In 2013 a father and 2 sons died on a farm in Northern Ireland after being overcome by gas and drowning in a slurry tank. These tragedies can be prevented by educating people to the dangers and providing adequate protection and equipment where required.


An “off the shelf” gas detector will usually be set to detect 4 gases and their levels in the air around the user.


Explosive gas sensor LELs (Lower Explosive Limit)

Carbon Monoxide

Hydrogen sulphide


When will the monitor alert you?

The detector will be set to go into alarm for different reasons;

Oxygen sensors will be set to detect the “volume in air” (VIA) usually set to alarm around 19.5%VIA for a low reading and 23%VIA for a high reading. Low oxygen is obviously dangerous as we need oxygen to survive, high oxygen levels increase the risk of fire or explosion. High oxygen levels can only be a man-made problem, leaking cylinders for example.

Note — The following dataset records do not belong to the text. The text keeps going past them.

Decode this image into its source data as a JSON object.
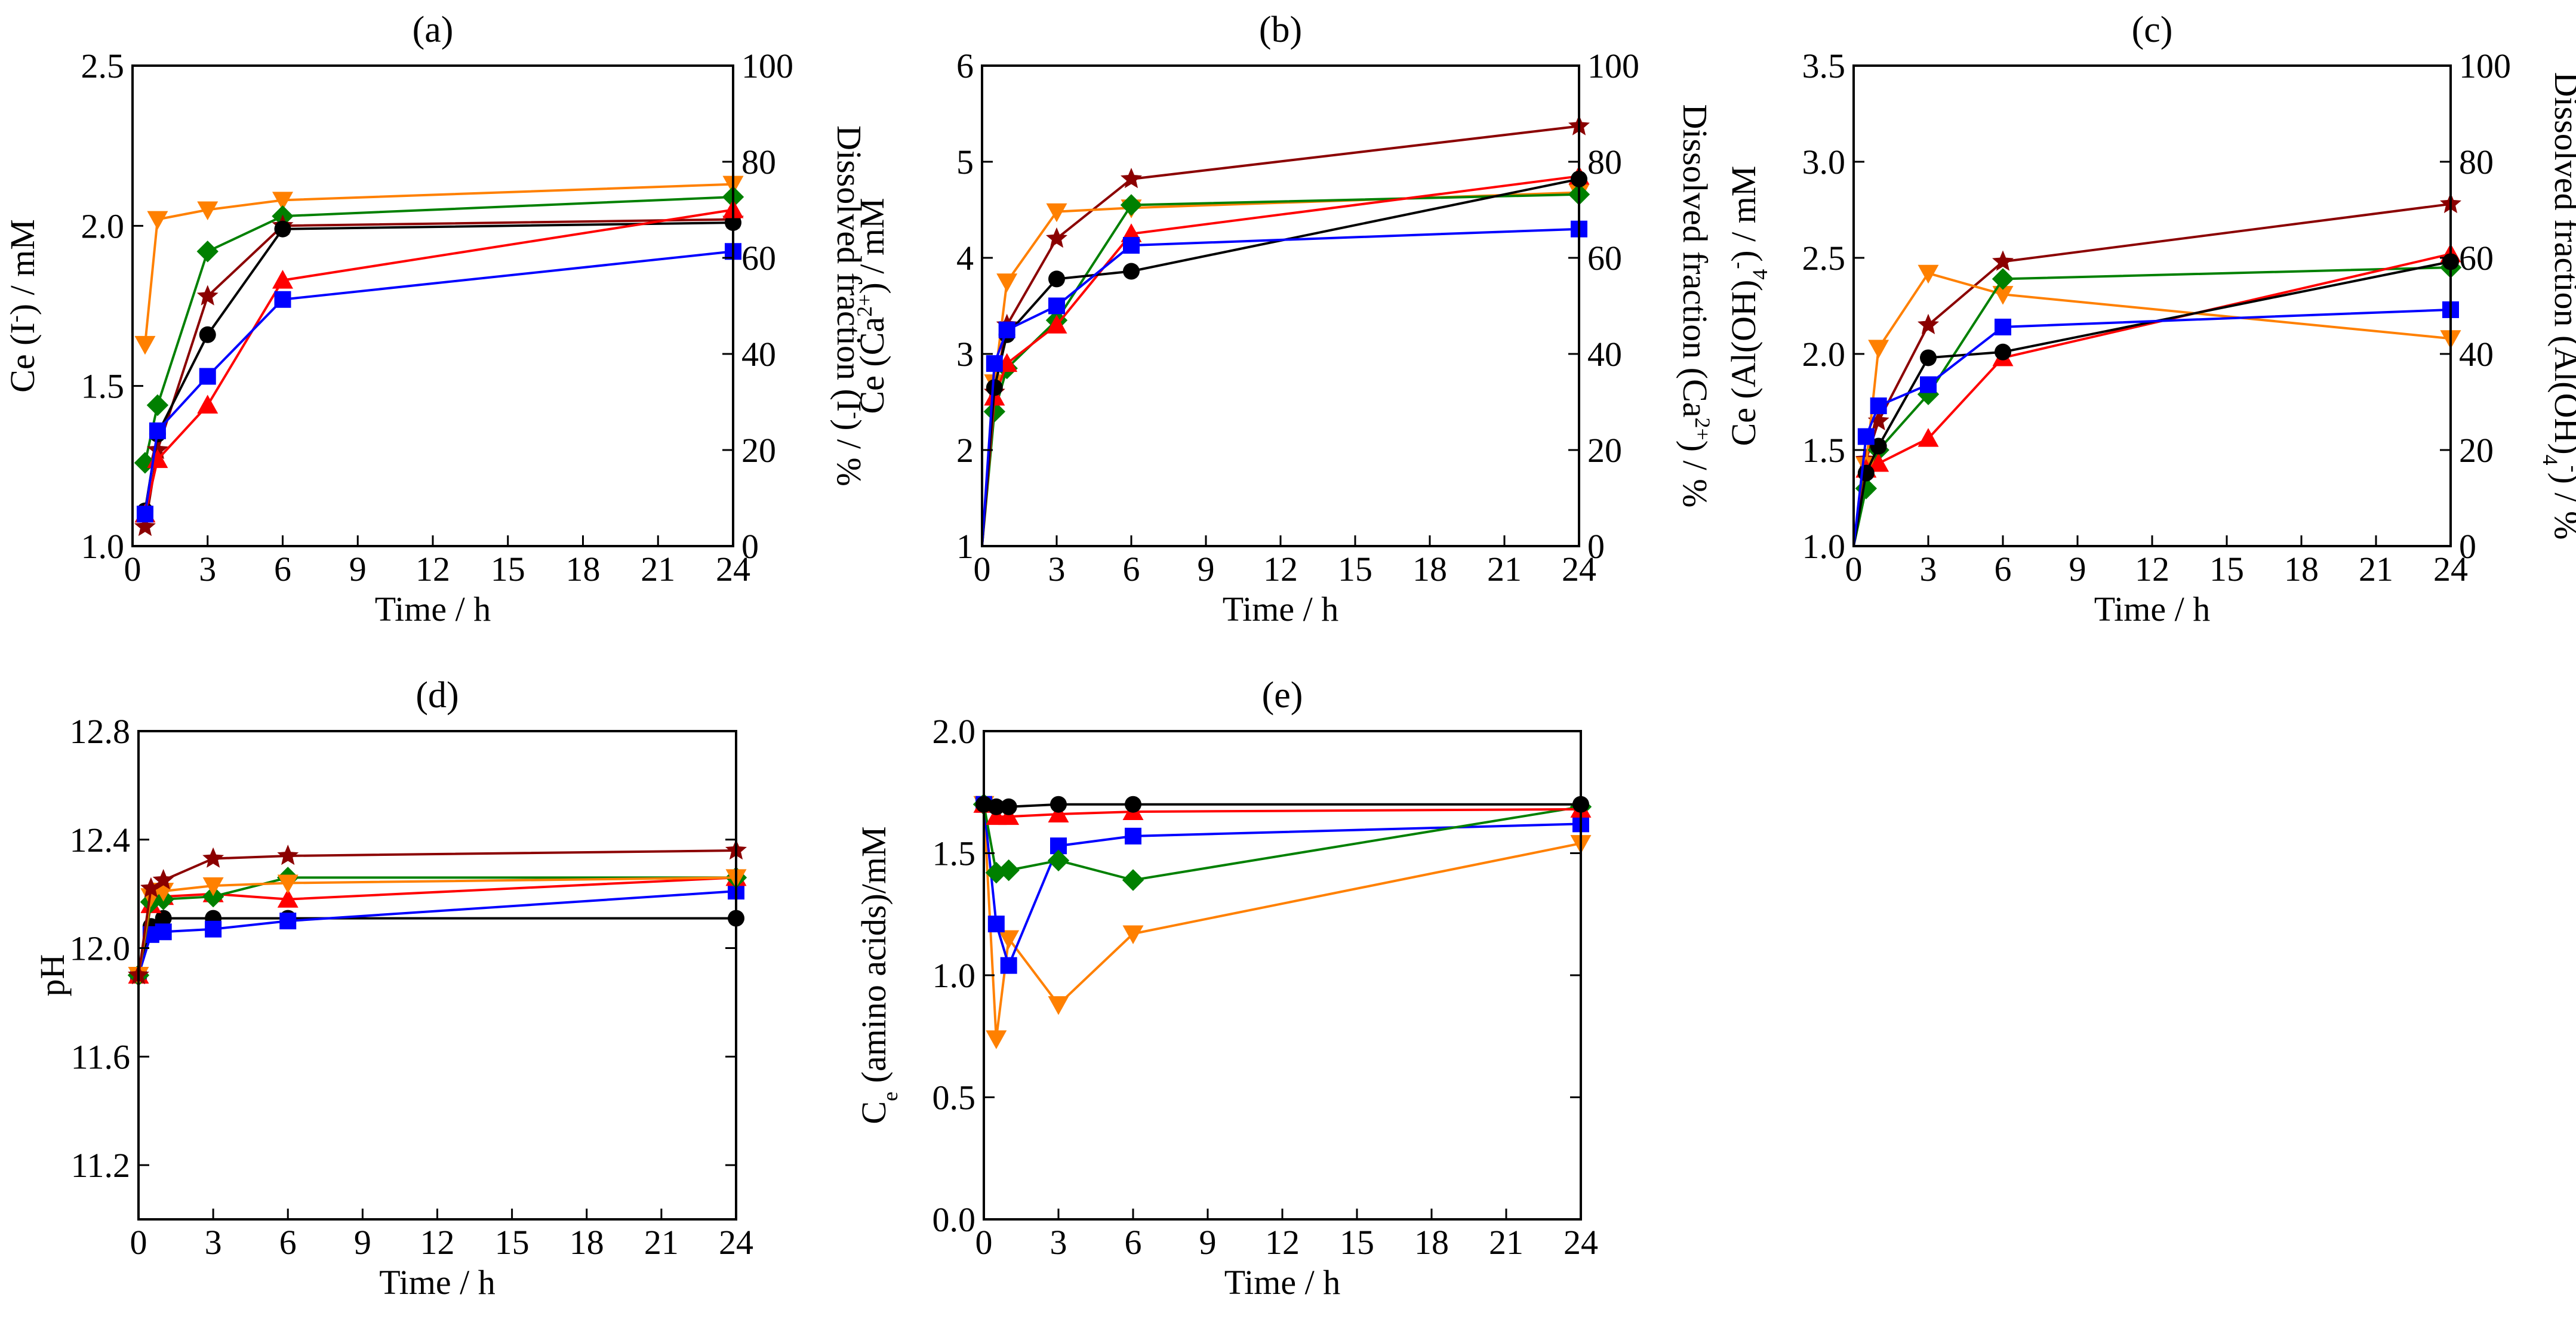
{
  "colors": {
    "black": "#000000",
    "red": "#ff0000",
    "blue": "#0000ff",
    "green": "#008000",
    "orange": "#ff8000",
    "darkred": "#8b0000"
  },
  "chart_data": [
    {
      "id": "a",
      "type": "line",
      "title": "(a)",
      "xlabel": "Time / h",
      "ylabel_parts": [
        [
          "Ce (I",
          ""
        ],
        [
          "-",
          "sup"
        ],
        [
          ") / mM",
          ""
        ]
      ],
      "y2label_parts": [
        [
          "Dissolved fraction (I",
          ""
        ],
        [
          "-",
          "sup"
        ],
        [
          ") / %",
          ""
        ]
      ],
      "xlim": [
        0,
        24
      ],
      "xticks": [
        0,
        3,
        6,
        9,
        12,
        15,
        18,
        21,
        24
      ],
      "ylim": [
        1.0,
        2.5
      ],
      "yticks": [
        1.0,
        1.5,
        2.0,
        2.5
      ],
      "yfmt": 1,
      "y2lim": [
        0,
        100
      ],
      "y2ticks": [
        0,
        20,
        40,
        60,
        80,
        100
      ],
      "series": [
        {
          "name": "orange",
          "marker": "tri-down",
          "x": [
            0.5,
            1,
            3,
            6,
            24
          ],
          "y": [
            1.63,
            2.02,
            2.05,
            2.08,
            2.13
          ]
        },
        {
          "name": "green",
          "marker": "diamond",
          "x": [
            0.5,
            1,
            3,
            6,
            24
          ],
          "y": [
            1.26,
            1.44,
            1.92,
            2.03,
            2.09
          ]
        },
        {
          "name": "darkred",
          "marker": "star",
          "x": [
            0.5,
            1,
            3,
            6,
            24
          ],
          "y": [
            1.06,
            1.3,
            1.78,
            2.0,
            2.02
          ]
        },
        {
          "name": "black",
          "marker": "circle",
          "x": [
            0.5,
            1,
            3,
            6,
            24
          ],
          "y": [
            1.11,
            1.35,
            1.66,
            1.99,
            2.01
          ]
        },
        {
          "name": "red",
          "marker": "tri-up",
          "x": [
            0.5,
            1,
            3,
            6,
            24
          ],
          "y": [
            1.1,
            1.27,
            1.44,
            1.83,
            2.05
          ]
        },
        {
          "name": "blue",
          "marker": "square",
          "x": [
            0.5,
            1,
            3,
            6,
            24
          ],
          "y": [
            1.1,
            1.36,
            1.53,
            1.77,
            1.92
          ]
        }
      ]
    },
    {
      "id": "b",
      "type": "line",
      "title": "(b)",
      "xlabel": "Time / h",
      "ylabel_parts": [
        [
          "Ce (Ca",
          ""
        ],
        [
          "2+",
          "sup"
        ],
        [
          ") / mM",
          ""
        ]
      ],
      "y2label_parts": [
        [
          "Dissolved fraction (Ca",
          ""
        ],
        [
          "2+",
          "sup"
        ],
        [
          ") / %",
          ""
        ]
      ],
      "xlim": [
        0,
        24
      ],
      "xticks": [
        0,
        3,
        6,
        9,
        12,
        15,
        18,
        21,
        24
      ],
      "ylim": [
        1,
        6
      ],
      "yticks": [
        1,
        2,
        3,
        4,
        5,
        6
      ],
      "yfmt": 0,
      "y2lim": [
        0,
        100
      ],
      "y2ticks": [
        0,
        20,
        40,
        60,
        80,
        100
      ],
      "series": [
        {
          "name": "darkred",
          "marker": "star",
          "x": [
            0,
            0.5,
            1,
            3,
            6,
            24
          ],
          "y": [
            1.0,
            2.6,
            3.3,
            4.2,
            4.82,
            5.37
          ]
        },
        {
          "name": "orange",
          "marker": "tri-down",
          "x": [
            0,
            0.5,
            1,
            3,
            6,
            24
          ],
          "y": [
            1.0,
            2.7,
            3.75,
            4.48,
            4.52,
            4.68
          ]
        },
        {
          "name": "green",
          "marker": "diamond",
          "x": [
            0,
            0.5,
            1,
            3,
            6,
            24
          ],
          "y": [
            1.0,
            2.4,
            2.85,
            3.35,
            4.55,
            4.66
          ]
        },
        {
          "name": "red",
          "marker": "tri-up",
          "x": [
            0,
            0.5,
            1,
            3,
            6,
            24
          ],
          "y": [
            1.0,
            2.55,
            2.9,
            3.3,
            4.25,
            4.85
          ]
        },
        {
          "name": "black",
          "marker": "circle",
          "x": [
            0,
            0.5,
            1,
            3,
            6,
            24
          ],
          "y": [
            1.0,
            2.65,
            3.2,
            3.78,
            3.86,
            4.82
          ]
        },
        {
          "name": "blue",
          "marker": "square",
          "x": [
            0,
            0.5,
            1,
            3,
            6,
            24
          ],
          "y": [
            1.0,
            2.9,
            3.25,
            3.5,
            4.13,
            4.3
          ]
        }
      ]
    },
    {
      "id": "c",
      "type": "line",
      "title": "(c)",
      "xlabel": "Time / h",
      "ylabel_parts": [
        [
          "Ce (Al(OH)",
          ""
        ],
        [
          "4",
          "sub"
        ],
        [
          "-",
          "sup"
        ],
        [
          ") / mM",
          ""
        ]
      ],
      "y2label_parts": [
        [
          "Dissolved fraction (Al(OH)",
          ""
        ],
        [
          "4",
          "sub"
        ],
        [
          "-",
          "sup"
        ],
        [
          ") / %",
          ""
        ]
      ],
      "xlim": [
        0,
        24
      ],
      "xticks": [
        0,
        3,
        6,
        9,
        12,
        15,
        18,
        21,
        24
      ],
      "ylim": [
        1.0,
        3.5
      ],
      "yticks": [
        1.0,
        1.5,
        2.0,
        2.5,
        3.0,
        3.5
      ],
      "yfmt": 1,
      "y2lim": [
        0,
        100
      ],
      "y2ticks": [
        0,
        20,
        40,
        60,
        80,
        100
      ],
      "series": [
        {
          "name": "darkred",
          "marker": "star",
          "x": [
            0,
            0.5,
            1,
            3,
            6,
            24
          ],
          "y": [
            1.0,
            1.45,
            1.65,
            2.15,
            2.48,
            2.78
          ]
        },
        {
          "name": "orange",
          "marker": "tri-down",
          "x": [
            0,
            0.5,
            1,
            3,
            6,
            24
          ],
          "y": [
            1.0,
            1.42,
            2.03,
            2.42,
            2.31,
            2.08
          ]
        },
        {
          "name": "green",
          "marker": "diamond",
          "x": [
            0,
            0.5,
            1,
            3,
            6,
            24
          ],
          "y": [
            1.0,
            1.3,
            1.5,
            1.79,
            2.39,
            2.45
          ]
        },
        {
          "name": "red",
          "marker": "tri-up",
          "x": [
            0,
            0.5,
            1,
            3,
            6,
            24
          ],
          "y": [
            1.0,
            1.4,
            1.43,
            1.56,
            1.98,
            2.52
          ]
        },
        {
          "name": "black",
          "marker": "circle",
          "x": [
            0,
            0.5,
            1,
            3,
            6,
            24
          ],
          "y": [
            1.0,
            1.38,
            1.52,
            1.98,
            2.01,
            2.48
          ]
        },
        {
          "name": "blue",
          "marker": "square",
          "x": [
            0,
            0.5,
            1,
            3,
            6,
            24
          ],
          "y": [
            1.0,
            1.57,
            1.73,
            1.84,
            2.14,
            2.23
          ]
        }
      ]
    },
    {
      "id": "d",
      "type": "line",
      "title": "(d)",
      "xlabel": "Time / h",
      "ylabel_parts": [
        [
          "pH",
          ""
        ]
      ],
      "xlim": [
        0,
        24
      ],
      "xticks": [
        0,
        3,
        6,
        9,
        12,
        15,
        18,
        21,
        24
      ],
      "ylim": [
        11.0,
        12.8
      ],
      "yticks": [
        11.2,
        11.6,
        12.0,
        12.4,
        12.8
      ],
      "yfmt": 1,
      "series": [
        {
          "name": "black",
          "marker": "circle",
          "x": [
            0,
            0.5,
            1,
            3,
            6,
            24
          ],
          "y": [
            11.9,
            12.08,
            12.11,
            12.11,
            12.11,
            12.11
          ]
        },
        {
          "name": "blue",
          "marker": "square",
          "x": [
            0,
            0.5,
            1,
            3,
            6,
            24
          ],
          "y": [
            11.9,
            12.05,
            12.06,
            12.07,
            12.1,
            12.21
          ]
        },
        {
          "name": "red",
          "marker": "tri-up",
          "x": [
            0,
            0.5,
            1,
            3,
            6,
            24
          ],
          "y": [
            11.9,
            12.16,
            12.19,
            12.2,
            12.18,
            12.26
          ]
        },
        {
          "name": "green",
          "marker": "diamond",
          "x": [
            0,
            0.5,
            1,
            3,
            6,
            24
          ],
          "y": [
            11.9,
            12.17,
            12.18,
            12.19,
            12.26,
            12.26
          ]
        },
        {
          "name": "orange",
          "marker": "tri-down",
          "x": [
            0,
            0.5,
            1,
            3,
            6,
            24
          ],
          "y": [
            11.9,
            12.19,
            12.21,
            12.23,
            12.24,
            12.26
          ]
        },
        {
          "name": "darkred",
          "marker": "star",
          "x": [
            0,
            0.5,
            1,
            3,
            6,
            24
          ],
          "y": [
            11.9,
            12.22,
            12.25,
            12.33,
            12.34,
            12.36
          ]
        }
      ]
    },
    {
      "id": "e",
      "type": "line",
      "title": "(e)",
      "xlabel": "Time / h",
      "ylabel_parts": [
        [
          "C",
          ""
        ],
        [
          "e",
          "sub"
        ],
        [
          " (amino acids)/mM",
          ""
        ]
      ],
      "xlim": [
        0,
        24
      ],
      "xticks": [
        0,
        3,
        6,
        9,
        12,
        15,
        18,
        21,
        24
      ],
      "ylim": [
        0.0,
        2.0
      ],
      "yticks": [
        0.0,
        0.5,
        1.0,
        1.5,
        2.0
      ],
      "yfmt": 1,
      "series": [
        {
          "name": "orange",
          "marker": "tri-down",
          "x": [
            0,
            0.5,
            1,
            3,
            6,
            24
          ],
          "y": [
            1.7,
            0.74,
            1.15,
            0.88,
            1.17,
            1.54
          ]
        },
        {
          "name": "blue",
          "marker": "square",
          "x": [
            0,
            0.5,
            1,
            3,
            6,
            24
          ],
          "y": [
            1.7,
            1.21,
            1.04,
            1.53,
            1.57,
            1.62
          ]
        },
        {
          "name": "green",
          "marker": "diamond",
          "x": [
            0,
            0.5,
            1,
            3,
            6,
            24
          ],
          "y": [
            1.7,
            1.42,
            1.43,
            1.47,
            1.39,
            1.69
          ]
        },
        {
          "name": "red",
          "marker": "tri-up",
          "x": [
            0,
            0.5,
            1,
            3,
            6,
            24
          ],
          "y": [
            1.7,
            1.65,
            1.65,
            1.66,
            1.67,
            1.68
          ]
        },
        {
          "name": "black",
          "marker": "circle",
          "x": [
            0,
            0.5,
            1,
            3,
            6,
            24
          ],
          "y": [
            1.7,
            1.69,
            1.69,
            1.7,
            1.7,
            1.7
          ]
        }
      ]
    }
  ]
}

LEL (explosive gases) sensor is designed to detect an explosive atmosphere, dependent on the nature of the gas will determine how quickly the alarm activates. Acetylene and Hydrogen are extremely explosive gases and will only require a small amount to cause an environment to become explosive, naturally occurring explosive gases like methane will also activate the LEL sensor dependant levels in the atmosphere.

Carbon Monoxide sensor is set to detect in Parts per Million of an atmosphere (PPM) device will usually be set to alarm at 25ppm to give the user sufficient warning that the environment may be getting dangerous.


Hydrogen sulphide is another naturally occurring gas that will set off gas detection systems at around 10ppm. If this gas is inhaled in large amounts it will disable the sense of smell and lead to death by pulmonary edema.


A variety of equipment can be purchased for the purpose of personal gas detection, advice should be sought if you are unsure of the hazards that you face in your workplace.